I like the fact that its low profile for larger slabs outside the range of mill vise, even if just for fly cutting.


----------



## I. Klemetti (Apr 15, 2015)

petertha said:


> Do you do anything special like round over the ends of lateral clamping bolts or recess the block where the bolt ends contact?


No, the bolt ends are left as is. And no recesses for the bolts in the middle block. I thought this would allow the block to conform to the workpiece more freely. (Another lazy man's excuse.)

ilkka


----------



## DJP (Apr 17, 2015)

The movable jaw will lift when tightened in this simple vise design which I compare to a drill press vise. My solution has been to let it lift then as a final tightening step, clamp down the movable jaw tight to the bed. This wedges the jaw harder into the work piece for max holding. 

A vertical groove cut into one jaw will hole round pieces well.

The best part of this simple design is that it can remain at the ends of the bed and not interfere with a precision vice mounted in the middle of the bed which holds 90% of my work. 

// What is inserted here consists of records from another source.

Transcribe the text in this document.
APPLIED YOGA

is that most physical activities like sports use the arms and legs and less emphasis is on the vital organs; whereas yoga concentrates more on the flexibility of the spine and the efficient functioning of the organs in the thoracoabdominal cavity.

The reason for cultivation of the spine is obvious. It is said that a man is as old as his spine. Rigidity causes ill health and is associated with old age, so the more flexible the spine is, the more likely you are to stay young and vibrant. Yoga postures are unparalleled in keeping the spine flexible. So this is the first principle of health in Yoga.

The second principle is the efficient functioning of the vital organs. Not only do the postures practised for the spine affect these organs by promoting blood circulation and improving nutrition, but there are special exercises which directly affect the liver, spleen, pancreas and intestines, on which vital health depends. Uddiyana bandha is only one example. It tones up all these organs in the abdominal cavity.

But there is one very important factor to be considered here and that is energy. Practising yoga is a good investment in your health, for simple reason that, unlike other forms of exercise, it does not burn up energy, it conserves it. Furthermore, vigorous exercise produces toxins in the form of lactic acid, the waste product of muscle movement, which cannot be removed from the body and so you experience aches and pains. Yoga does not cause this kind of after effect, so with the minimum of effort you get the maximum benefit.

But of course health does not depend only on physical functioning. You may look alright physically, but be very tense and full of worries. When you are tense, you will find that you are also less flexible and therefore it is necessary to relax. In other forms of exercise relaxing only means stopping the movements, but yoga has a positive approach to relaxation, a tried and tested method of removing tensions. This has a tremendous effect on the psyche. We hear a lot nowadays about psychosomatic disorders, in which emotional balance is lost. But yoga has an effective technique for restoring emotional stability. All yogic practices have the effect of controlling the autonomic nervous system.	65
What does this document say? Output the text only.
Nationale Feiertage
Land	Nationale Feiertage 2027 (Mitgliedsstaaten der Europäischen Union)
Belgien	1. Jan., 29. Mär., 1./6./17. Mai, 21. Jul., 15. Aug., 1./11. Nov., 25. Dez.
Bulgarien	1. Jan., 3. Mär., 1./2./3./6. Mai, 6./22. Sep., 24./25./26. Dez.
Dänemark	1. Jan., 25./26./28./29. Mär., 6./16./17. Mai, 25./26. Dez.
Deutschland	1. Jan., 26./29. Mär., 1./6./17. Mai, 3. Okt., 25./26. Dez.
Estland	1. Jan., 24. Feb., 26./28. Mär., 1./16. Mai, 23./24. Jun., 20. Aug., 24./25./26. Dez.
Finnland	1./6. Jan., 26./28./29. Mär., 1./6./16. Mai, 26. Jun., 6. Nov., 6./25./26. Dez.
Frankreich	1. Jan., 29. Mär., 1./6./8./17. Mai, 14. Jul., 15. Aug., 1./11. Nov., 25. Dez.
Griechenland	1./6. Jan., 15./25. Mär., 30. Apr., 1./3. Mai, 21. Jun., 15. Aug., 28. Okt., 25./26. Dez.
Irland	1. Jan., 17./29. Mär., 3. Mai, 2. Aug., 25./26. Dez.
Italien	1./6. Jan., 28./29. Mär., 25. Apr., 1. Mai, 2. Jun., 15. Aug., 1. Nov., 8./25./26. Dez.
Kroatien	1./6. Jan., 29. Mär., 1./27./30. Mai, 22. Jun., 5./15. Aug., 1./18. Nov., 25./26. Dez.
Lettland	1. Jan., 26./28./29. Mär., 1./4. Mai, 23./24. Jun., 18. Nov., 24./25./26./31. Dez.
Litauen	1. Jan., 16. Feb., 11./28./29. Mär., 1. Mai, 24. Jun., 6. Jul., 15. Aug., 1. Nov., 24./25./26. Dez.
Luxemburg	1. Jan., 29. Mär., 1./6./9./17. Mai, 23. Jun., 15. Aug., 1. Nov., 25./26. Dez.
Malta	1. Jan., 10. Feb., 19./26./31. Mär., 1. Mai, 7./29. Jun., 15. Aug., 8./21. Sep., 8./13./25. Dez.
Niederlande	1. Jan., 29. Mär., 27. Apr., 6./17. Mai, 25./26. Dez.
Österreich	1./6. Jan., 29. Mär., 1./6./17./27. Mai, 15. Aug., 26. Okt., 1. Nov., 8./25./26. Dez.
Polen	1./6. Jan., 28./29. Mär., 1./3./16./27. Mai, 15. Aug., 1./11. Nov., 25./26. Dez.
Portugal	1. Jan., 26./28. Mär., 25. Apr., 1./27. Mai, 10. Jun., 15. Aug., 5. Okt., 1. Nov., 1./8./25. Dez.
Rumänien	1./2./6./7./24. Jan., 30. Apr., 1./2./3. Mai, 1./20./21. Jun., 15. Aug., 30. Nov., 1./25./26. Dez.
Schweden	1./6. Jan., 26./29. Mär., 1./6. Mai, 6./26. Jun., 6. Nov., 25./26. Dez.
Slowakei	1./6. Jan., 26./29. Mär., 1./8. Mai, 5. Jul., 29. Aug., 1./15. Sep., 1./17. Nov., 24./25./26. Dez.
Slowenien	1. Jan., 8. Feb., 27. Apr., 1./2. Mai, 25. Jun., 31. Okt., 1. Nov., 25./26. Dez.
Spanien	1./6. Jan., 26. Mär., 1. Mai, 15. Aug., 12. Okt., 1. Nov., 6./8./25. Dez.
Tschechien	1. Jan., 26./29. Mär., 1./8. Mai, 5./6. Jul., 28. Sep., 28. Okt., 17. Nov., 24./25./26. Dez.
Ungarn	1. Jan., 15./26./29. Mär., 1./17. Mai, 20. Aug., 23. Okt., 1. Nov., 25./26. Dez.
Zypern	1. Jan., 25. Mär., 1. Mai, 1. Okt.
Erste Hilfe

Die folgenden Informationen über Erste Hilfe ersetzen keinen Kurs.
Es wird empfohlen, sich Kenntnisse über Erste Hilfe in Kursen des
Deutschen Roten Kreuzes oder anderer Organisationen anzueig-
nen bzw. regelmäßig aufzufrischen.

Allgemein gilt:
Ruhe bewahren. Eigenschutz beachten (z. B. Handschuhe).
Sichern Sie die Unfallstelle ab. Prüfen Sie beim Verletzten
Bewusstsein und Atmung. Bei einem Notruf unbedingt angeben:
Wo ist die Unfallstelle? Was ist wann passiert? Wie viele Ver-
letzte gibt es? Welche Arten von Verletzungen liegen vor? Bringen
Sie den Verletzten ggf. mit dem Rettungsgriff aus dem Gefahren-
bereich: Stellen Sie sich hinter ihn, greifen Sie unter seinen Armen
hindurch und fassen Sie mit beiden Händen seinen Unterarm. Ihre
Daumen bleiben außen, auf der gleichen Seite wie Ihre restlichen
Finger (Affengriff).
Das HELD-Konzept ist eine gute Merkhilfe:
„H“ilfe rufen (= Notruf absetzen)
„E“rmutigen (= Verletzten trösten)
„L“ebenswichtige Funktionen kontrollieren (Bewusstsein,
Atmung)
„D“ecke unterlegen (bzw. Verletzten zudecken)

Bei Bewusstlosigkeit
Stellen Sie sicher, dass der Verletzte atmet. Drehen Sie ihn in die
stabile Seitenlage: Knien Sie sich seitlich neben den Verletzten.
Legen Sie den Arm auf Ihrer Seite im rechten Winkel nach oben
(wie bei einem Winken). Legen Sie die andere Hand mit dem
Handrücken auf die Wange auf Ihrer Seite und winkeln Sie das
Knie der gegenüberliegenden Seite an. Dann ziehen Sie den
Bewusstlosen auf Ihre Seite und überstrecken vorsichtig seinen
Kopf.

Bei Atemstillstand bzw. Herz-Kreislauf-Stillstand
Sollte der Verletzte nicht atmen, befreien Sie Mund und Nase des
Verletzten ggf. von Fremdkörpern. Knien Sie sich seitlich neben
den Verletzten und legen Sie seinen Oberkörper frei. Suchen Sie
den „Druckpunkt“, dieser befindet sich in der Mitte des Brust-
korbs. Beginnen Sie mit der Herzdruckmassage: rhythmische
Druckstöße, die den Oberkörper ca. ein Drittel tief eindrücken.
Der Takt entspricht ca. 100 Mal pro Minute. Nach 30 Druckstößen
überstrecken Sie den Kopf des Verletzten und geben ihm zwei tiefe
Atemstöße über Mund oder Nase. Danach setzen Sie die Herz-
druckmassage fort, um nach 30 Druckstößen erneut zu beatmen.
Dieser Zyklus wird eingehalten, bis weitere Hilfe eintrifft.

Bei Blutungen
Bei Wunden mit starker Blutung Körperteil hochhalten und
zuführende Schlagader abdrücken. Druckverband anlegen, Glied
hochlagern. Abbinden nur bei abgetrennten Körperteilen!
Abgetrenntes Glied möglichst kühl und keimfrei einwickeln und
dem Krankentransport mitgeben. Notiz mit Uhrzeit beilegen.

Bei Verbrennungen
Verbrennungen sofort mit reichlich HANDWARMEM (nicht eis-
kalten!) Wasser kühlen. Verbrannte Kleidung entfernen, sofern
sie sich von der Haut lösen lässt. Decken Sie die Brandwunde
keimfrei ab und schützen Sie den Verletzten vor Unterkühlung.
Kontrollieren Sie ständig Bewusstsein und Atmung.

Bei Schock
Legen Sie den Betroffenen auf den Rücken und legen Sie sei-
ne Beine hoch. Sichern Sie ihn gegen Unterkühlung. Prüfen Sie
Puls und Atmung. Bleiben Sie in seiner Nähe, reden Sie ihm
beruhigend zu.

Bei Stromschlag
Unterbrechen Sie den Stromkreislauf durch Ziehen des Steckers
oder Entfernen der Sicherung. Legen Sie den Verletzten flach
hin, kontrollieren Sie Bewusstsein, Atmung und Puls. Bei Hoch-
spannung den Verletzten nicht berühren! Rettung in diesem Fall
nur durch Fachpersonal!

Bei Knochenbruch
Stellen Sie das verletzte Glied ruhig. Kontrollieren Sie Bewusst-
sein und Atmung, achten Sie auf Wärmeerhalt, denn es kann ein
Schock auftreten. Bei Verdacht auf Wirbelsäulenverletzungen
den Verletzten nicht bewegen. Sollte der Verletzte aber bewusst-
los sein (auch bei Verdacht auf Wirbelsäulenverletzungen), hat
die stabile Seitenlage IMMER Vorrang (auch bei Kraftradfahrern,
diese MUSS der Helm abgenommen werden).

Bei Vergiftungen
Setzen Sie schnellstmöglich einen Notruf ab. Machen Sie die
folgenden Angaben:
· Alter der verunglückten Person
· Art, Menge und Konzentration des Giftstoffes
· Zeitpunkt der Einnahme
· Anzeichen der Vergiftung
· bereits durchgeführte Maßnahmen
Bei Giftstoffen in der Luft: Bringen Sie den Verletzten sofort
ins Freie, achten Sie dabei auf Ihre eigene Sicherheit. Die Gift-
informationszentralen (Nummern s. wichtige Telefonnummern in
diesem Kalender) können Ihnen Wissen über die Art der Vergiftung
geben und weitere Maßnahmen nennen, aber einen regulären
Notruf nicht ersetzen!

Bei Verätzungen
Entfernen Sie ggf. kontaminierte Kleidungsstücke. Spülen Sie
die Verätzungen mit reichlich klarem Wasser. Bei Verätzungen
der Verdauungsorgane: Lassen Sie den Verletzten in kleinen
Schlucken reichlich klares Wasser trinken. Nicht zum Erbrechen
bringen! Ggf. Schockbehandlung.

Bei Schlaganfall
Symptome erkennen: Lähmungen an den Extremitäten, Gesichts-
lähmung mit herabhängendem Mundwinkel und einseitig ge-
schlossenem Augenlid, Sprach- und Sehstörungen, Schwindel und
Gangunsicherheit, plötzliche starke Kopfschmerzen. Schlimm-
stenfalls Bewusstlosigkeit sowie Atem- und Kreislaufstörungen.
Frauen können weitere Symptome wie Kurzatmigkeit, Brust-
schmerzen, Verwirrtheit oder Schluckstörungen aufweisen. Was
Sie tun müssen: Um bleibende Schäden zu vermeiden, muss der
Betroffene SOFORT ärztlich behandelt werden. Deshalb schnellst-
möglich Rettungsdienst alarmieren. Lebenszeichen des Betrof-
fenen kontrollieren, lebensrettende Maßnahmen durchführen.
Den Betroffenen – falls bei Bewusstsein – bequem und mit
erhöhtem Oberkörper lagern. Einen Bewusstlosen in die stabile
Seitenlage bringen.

I like this separate jaw vise design as it is easily made. You don't need a vise to make this vise so it's like bootstrapping a new mill to make it more productive. Making this vise should be the first project for anyone new to milling when they acquire their first machine.


----------



## TorontoBuilder (Apr 17, 2015)

DJP,

So the bolts just bear against the side of the movable jaw?


----------



## DJP (Apr 17, 2015)

I'm not sure of your question. My homebuilt vice has horizontal bolts that push the moveable jaw towards the fixed jaw but it also has vertical bolts that run in the table slot to T nuts. The fixed jaw is always squared and tightened down  while the moveable jaw T nut is left slightly loose until the last step which takes away the jaw lift and further tightens against the work piece.

The vise design works but it's not as simple as tightening up a Kurt type milling vise, in my experience. My home built wide and low is not my primary holding vice. It's actually my third choice if precision vice and hold down clamps are not usable.


----------



## FCJimmy (Apr 17, 2015)

I love that idea of the extra bolts sticking up to do odd shapes or round work. I chose not to put the small step in the top of my jaws to hold thin stock just because I wanted to be able to still clamp small model engine type parts at the top edge of the jaws, and figured I'd just make do with parallels if needed. With your method, thin stock could still be worked by using bolts or pins or something the right thickness on top of the jaws to grip whatever is laying on top of them. I'm now going to further modify mine, but attached are current pictures of the vise I just finished making as my first milling project. The first pic is narrowing of some T nuts I had that wouldn't quite fit in my mill table grooves. The next pic shows all the parts upside down. I use the ball bearings between the jaw-tightening bolts and the slide rods which push the jaw forward, as that makes the bolts turn easier with less friction. The third pic shows that by making the end holes oblong (oval), the stationary jaw can be angled quite a bit.


----------



## bazmak (Apr 17, 2015)

Another improvement.Combine 2 short slide pins in line with the pusher screws
and still have hold down screws for the moving jaw.Things are getting better from a simple idea.Will try combine all to my next set. Maybe a ball inbetween the slide pin and end of the pusher screw Thanks Barry


----------



## FCJimmy (Apr 17, 2015)

I drilled and reamed the holes for the slide pins through both the moving jaw and the "anchor" block very accurately so that the moving jaw can only lift if the rods bend or spring, and when setting up to hold a part the rods are all the way into the "anchor" block, and when I tighten the vise "push bolts" the jaw is only about 1/32 to 1/16 inch away from the "anchor block" I may find that for really accurate work I will need to put in a hold-down bolt in the center of the moving jaw, and maybe even the other small jaw, but so far it seems that won't be necessary. As I said, this is my first actual milling job, so time will tell


----------